George Devol, maker of the revolutionary mechanical arm, died last week at age 99. A primarily self-taught inventor, Devol created a robotic arm that could be programmed to repeat tasks such as lifting and grasping in the early 1950s.
It was the first of its kind, and in 1961, Devol received a patent for his new technology, which he named Universal Automation (now known as Unimation). General Motors was the first to put this equipment into effect on their assembly line, replacing factory workers and using the arm to lift and stack the hot metal used in die-casting.
By 1966, Unimates were being used by several other automotive companies to complete a variety of potentially hazardous jobs, like welding and applying adhesives.

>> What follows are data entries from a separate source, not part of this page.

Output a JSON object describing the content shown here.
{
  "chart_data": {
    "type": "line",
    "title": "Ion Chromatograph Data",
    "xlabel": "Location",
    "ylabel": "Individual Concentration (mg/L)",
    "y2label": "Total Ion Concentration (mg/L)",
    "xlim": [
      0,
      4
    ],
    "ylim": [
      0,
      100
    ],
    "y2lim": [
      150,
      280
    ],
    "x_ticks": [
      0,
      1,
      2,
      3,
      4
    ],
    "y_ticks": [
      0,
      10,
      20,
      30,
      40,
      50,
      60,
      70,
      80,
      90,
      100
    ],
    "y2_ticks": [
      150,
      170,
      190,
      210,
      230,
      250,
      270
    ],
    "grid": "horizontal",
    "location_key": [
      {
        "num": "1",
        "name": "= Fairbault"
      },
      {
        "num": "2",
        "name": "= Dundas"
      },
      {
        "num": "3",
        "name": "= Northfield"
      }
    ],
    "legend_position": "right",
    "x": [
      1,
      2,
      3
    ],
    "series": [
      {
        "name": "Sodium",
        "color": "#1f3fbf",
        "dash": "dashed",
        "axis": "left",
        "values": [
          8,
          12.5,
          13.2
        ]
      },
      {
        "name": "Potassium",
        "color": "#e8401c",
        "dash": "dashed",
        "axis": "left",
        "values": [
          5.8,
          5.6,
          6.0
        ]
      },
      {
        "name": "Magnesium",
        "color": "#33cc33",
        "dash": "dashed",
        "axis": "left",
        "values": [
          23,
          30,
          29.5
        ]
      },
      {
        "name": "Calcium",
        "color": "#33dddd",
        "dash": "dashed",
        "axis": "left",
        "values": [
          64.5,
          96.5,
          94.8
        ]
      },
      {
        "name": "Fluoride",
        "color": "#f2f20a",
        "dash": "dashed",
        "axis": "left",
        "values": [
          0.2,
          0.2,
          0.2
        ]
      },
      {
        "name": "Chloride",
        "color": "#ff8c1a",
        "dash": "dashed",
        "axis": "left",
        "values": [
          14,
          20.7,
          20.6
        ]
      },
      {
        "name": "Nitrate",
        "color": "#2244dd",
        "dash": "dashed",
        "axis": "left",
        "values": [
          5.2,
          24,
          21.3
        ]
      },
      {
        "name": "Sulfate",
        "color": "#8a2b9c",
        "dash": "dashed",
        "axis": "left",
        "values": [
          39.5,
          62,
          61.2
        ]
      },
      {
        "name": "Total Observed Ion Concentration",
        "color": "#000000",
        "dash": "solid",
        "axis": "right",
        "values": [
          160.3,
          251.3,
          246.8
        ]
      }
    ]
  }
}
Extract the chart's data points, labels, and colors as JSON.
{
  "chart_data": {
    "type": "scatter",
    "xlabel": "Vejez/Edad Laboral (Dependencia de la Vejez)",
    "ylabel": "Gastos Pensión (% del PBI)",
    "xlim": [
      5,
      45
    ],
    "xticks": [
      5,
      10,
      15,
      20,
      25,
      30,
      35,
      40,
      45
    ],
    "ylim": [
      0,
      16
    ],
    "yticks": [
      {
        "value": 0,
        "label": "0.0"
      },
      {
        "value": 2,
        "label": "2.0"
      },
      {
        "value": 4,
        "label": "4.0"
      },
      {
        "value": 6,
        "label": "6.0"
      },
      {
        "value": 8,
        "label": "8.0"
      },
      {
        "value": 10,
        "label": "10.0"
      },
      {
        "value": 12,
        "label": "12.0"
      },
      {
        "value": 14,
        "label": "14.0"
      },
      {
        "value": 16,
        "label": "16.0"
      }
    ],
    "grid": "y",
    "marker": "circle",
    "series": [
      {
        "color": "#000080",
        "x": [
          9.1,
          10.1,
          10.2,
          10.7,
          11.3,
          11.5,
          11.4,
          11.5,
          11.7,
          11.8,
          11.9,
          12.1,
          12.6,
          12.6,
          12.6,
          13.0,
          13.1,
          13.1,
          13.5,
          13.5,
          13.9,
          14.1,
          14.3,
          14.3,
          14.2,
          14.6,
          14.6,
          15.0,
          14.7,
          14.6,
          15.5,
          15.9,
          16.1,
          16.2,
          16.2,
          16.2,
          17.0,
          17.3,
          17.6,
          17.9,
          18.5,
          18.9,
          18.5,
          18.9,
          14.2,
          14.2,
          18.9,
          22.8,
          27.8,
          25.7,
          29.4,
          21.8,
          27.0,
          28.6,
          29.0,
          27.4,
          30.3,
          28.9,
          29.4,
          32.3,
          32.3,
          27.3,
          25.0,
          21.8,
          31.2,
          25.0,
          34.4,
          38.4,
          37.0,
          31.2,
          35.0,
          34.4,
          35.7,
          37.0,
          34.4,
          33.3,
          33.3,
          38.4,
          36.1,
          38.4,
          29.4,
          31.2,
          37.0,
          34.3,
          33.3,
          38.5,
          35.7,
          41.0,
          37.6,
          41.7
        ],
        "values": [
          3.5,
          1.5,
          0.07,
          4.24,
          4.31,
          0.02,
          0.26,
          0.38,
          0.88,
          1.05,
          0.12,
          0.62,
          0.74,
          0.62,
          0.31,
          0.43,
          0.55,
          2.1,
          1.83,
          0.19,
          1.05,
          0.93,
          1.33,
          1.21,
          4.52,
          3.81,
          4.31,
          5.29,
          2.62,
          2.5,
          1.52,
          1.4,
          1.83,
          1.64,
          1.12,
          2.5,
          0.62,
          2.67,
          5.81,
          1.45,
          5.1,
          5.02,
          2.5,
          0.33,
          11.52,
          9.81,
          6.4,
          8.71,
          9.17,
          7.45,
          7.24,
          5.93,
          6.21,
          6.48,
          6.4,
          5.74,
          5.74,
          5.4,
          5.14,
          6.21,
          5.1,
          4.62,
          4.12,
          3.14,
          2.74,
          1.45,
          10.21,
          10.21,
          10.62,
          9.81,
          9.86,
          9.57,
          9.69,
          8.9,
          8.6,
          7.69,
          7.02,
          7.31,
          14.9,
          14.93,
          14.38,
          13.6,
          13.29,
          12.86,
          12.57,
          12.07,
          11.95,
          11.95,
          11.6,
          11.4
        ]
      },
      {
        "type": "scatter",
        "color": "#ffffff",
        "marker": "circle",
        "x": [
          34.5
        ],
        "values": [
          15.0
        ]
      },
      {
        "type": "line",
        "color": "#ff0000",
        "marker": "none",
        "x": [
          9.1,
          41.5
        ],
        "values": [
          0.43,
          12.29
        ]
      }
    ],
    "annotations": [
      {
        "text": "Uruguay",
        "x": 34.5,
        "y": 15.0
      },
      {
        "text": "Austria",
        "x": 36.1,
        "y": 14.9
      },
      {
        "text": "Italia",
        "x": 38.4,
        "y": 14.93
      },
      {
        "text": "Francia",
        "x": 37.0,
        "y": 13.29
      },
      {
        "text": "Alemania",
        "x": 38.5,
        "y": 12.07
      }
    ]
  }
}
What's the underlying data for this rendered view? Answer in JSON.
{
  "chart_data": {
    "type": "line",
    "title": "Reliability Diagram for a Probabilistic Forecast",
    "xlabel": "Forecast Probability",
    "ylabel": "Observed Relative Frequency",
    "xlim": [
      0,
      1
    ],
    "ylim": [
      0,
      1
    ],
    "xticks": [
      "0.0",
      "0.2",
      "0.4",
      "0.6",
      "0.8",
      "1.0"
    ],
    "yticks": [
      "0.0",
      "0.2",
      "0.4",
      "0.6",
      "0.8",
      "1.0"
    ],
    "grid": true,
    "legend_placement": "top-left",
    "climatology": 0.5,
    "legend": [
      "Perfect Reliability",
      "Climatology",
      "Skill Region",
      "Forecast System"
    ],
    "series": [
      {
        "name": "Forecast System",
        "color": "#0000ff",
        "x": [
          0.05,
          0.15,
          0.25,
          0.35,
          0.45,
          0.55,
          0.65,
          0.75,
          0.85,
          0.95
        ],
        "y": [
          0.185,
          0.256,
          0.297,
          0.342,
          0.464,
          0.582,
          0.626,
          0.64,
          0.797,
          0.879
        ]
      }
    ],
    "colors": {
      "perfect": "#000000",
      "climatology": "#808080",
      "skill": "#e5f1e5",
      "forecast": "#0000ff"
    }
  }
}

Nearly 40 years later, the Institute of Electrical and Electronics Engineers estimated that over 950,000 industrial robots were in operation all over the world.
In 2005, Popular Mechanics recognized Devol’s creation as one of the top 50 inventions of the last 50 years, listed right between cordless tools and the communications satellite. As if that were enough of an accolade, Devol was inducted into the National Inventor’s Hall of Fame in May of this year.
The original Unimate now resides at the Smithsonian Institution, and is said to represent “the foundation of the modern robotics industry. Today, industrial robots have transformed factories into safer places and improved products with precision and consistency.”
Much thanks to Mr. Devol for his brilliance and innovation. He will be missed!